A movie to find at Netflix to see what an enormously effective apocalypse-bringing-cannibalism film can do is Fires on the Plain, by Kon Ichikawa. In this case the cataclysm is the collapse of the Japanese war machine at the end of WW II and the frantic efforts of remnants of the Japanese army on Leyte Island in the Philippines, to get to the last foothold and onto ships going home, before being captured or killed by the Americans.
The action centers around one soldier, separated — through deliberate and cruel exile– from his unit who makes his way through the jungle and sere, rocky landscape, starving, cold, shoeless, covered with mud, fearing his own former comrades as much as the Americans. The fact of cannibalism being practiced by others, and his own temptations towards it, and final refusal, slowly grows on us through out the film — and as such, in my opinion, has far more power and effect than the bloody, horror-genre presentation of cannibalism in The Road. Fires on the Plain doesn’t lack for images of horror — piles of bodies, broken shoes pulled from the dead, driving rain, hands chopped off and discarded from the more meaty bodies. But the sensibility throughout is one of defeat and introspection. Ichikawa takes the time to say, and let us absorb — look! This is what we do to each other! These are the results of our own choices and actions.

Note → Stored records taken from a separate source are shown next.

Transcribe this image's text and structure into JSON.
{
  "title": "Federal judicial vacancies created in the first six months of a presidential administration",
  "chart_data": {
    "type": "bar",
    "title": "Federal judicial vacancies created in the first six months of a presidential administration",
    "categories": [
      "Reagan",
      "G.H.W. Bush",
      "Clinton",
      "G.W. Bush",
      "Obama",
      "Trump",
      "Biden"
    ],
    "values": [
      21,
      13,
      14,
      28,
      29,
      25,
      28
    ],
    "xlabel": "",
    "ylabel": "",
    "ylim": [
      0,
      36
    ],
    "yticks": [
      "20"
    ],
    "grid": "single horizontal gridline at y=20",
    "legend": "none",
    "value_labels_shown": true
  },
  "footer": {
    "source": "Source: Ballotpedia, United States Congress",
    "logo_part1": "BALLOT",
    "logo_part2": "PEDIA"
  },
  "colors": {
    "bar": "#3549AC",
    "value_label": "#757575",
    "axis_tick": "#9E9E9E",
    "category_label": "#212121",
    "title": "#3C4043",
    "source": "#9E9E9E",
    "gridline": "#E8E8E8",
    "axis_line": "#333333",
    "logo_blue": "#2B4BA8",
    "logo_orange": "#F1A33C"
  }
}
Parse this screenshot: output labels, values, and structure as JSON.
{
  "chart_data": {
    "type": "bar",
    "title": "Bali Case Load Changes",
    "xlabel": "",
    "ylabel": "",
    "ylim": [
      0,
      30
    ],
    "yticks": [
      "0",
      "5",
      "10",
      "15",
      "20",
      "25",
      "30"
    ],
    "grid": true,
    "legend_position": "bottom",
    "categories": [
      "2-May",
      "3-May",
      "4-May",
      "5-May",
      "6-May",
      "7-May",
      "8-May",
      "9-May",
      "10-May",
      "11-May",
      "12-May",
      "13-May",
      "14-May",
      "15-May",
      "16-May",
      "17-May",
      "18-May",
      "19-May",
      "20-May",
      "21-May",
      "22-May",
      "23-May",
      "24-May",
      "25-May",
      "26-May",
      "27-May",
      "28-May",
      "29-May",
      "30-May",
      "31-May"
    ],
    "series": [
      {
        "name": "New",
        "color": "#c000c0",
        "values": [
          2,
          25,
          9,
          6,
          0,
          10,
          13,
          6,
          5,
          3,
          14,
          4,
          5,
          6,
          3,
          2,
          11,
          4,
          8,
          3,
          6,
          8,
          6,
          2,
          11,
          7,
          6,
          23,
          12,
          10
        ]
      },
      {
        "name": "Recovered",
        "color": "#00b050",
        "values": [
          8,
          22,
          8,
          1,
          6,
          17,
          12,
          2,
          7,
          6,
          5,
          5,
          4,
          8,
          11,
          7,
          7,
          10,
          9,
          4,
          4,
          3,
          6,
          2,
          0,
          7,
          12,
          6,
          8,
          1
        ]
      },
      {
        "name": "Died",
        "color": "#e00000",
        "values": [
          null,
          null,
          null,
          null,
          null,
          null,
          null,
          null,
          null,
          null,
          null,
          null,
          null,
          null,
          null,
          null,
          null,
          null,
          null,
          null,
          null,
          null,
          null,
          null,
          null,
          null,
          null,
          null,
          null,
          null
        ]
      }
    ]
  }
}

Further, the human response to the disaster rings truer, in my experience, than that in The Road. People in extremis DO gather together, warily and with fingers on the trigger perhaps but the knowledge is certain: without others I surely will not survive. The pull towards others, though strenuously denied in the myths of go-it-alone America, is as strong as the pull of gravity. The Japanese soldiers know this. The son in The Road knows it as well. Had his father organized those he met on the road instead of driving them away, the hope that appears at film end would have been growing in better prepared ground.
In the book, The Road, perhaps the prophetic warning, or despair at the human will-to-evil holds it own alongside the raw, terrifying physicality of the world McCarthy is so good at depicting. Penhall and Hillcoat, have caught the physical sense of rock-bottom survival and compel us to look, but the prophetic voice, the mysterious sense of watching a future unfold and being able to contemplate it, has gone missing it seems to me. As American film makers they can’t entirely shed the urge to see a good adventure film sharing the stage with the story of bare survival. And to underline the obvious as the film ends and the orphaned boy finds a new family he judges to be among “the good guys,” who don’t eat people, we are treated to the entirely unbelievable promise by the found-mother that “everything is going to be all right.”
We don’t believe it and she shouldn’t have said it. A simple taking of hands would have been all the promise needed. New children looking each other over, walking away from the cameras along the life-source sea and we all get, in Dylan Thomas’ memorable phrase, “the force that through the green fuse drives the flower,” will prevail, eventually…
My Little Man is sitting up and watching intently but not applauding, at least until the credits roll.